トンプソンは余程ジョニーを気に入ったようで、アメリカ、テキサス州にある自宅の地下室に4カ月も住まわせ、原作の原稿や思い出の品を貸しただけでなく、自ら愛用しているパッチワークのジャケットやシガレットホルダーまで、様々な衣装を提供してジョニーの変身に手を貸したという記録がある。
つまり、この映画に登場する衣装は実際に原作者が手を通したホンモノ、または克明なリメイク。それだけに作り物ではなく、いわゆるヴィンテージでもない皮膚に馴染む70年代テイストがジョニー・デップというモデルを介して伝わって来る。アマゾン等の通販サイトでラウルの衣装を模したレプリカが販売されている理由はそこにあるのかも知れない。
さて、そんなラウル・ファッションの代表例が、前記のパッチワークのジャケットとプリントのプルオーバーシャツ、その下になかなかの上級コーデと言えるブルーのショートパンツ、そして、バケットハット&シガレットホルダー&黄色のティンテッドグラスという組み合わせ。または、全体に黄色い花があしらわれたパイルの半袖キャンプシャツだったりする。なぜ、普通のコットンではなくパイルなのか? トンプソンが酷く汗っかきだったからだ。

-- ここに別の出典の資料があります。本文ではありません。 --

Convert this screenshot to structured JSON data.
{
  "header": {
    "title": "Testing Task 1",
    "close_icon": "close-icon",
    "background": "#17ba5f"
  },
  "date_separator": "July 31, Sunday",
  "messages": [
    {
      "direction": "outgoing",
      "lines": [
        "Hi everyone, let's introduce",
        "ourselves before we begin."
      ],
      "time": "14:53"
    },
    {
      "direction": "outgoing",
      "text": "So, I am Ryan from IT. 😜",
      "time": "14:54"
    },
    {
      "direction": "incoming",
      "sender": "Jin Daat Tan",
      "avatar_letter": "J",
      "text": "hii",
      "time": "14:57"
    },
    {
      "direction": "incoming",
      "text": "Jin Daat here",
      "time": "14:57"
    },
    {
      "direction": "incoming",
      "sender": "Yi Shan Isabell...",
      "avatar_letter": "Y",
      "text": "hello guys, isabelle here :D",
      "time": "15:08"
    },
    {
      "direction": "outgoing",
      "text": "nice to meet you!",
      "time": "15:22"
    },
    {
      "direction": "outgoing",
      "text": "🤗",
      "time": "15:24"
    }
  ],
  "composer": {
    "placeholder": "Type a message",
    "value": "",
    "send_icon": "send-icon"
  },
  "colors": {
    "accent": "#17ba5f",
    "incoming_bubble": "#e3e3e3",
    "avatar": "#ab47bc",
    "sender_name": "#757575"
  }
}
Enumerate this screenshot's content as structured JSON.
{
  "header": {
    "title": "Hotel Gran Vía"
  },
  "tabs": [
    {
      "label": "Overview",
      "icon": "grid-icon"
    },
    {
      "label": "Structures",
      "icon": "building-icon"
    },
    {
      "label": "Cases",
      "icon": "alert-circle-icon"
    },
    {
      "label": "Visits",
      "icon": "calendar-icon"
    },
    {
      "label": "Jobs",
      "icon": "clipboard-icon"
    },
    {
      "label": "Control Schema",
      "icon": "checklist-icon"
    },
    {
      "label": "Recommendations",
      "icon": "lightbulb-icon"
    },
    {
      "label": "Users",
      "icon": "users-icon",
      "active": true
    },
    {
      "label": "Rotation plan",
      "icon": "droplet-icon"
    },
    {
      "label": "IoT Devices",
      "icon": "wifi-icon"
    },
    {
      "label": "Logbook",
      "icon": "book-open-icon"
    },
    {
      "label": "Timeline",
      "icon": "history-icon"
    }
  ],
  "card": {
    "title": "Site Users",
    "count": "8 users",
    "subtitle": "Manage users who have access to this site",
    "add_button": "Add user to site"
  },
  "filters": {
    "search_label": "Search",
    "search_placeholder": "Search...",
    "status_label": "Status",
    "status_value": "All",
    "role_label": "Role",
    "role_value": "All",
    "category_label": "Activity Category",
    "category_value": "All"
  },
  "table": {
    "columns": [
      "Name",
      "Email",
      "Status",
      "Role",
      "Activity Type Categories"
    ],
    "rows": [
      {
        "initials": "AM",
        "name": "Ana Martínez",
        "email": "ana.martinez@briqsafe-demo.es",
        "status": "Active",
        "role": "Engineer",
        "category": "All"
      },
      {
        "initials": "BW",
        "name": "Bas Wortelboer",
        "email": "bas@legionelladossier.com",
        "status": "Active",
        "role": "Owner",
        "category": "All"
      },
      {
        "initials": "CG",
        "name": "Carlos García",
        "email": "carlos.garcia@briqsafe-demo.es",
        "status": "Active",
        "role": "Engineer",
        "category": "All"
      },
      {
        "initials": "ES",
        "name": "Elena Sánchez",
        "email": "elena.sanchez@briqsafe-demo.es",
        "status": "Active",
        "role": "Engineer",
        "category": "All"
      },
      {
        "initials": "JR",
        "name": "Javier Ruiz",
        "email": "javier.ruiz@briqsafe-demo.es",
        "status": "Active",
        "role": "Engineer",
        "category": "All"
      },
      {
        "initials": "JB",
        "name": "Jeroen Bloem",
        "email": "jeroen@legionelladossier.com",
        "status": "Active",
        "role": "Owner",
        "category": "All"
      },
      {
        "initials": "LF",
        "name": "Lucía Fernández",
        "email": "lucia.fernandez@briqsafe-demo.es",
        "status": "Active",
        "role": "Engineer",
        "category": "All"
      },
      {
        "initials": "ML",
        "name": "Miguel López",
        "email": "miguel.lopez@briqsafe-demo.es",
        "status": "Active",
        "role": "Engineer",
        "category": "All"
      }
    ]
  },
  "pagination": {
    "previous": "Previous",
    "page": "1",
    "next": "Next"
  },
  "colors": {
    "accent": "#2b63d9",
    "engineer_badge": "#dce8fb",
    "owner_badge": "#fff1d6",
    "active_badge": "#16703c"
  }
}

パイルのキャンプシャツに合わせているのは、オフホワイトのキャンバス地で鍔の下から同じ緑のキャンバス地が見え隠れするバケットハットだ。
ちなみに、ラウルが愛用している〈コンバース〉のチャックテイラーオールスター、それに、ラウルとドクター・ゴンゾ(ベニチオ・デル・トロ)がロサンゼルスからラスベガスまでぶっ飛ばす1971型〈シボレー〉インバラコンパーチブルも、トンプソンが映画のために提供した私物。ジョニーは役作りのためにいつも乗っている愛車から〈シボレー〉に切り替え、クランクイン数カ月前から手慣らしたという。いったいどこまで本物にこだわったのか? 服から小物、果てはクルマまで、これほど見ていて楽しい映画はあまりない。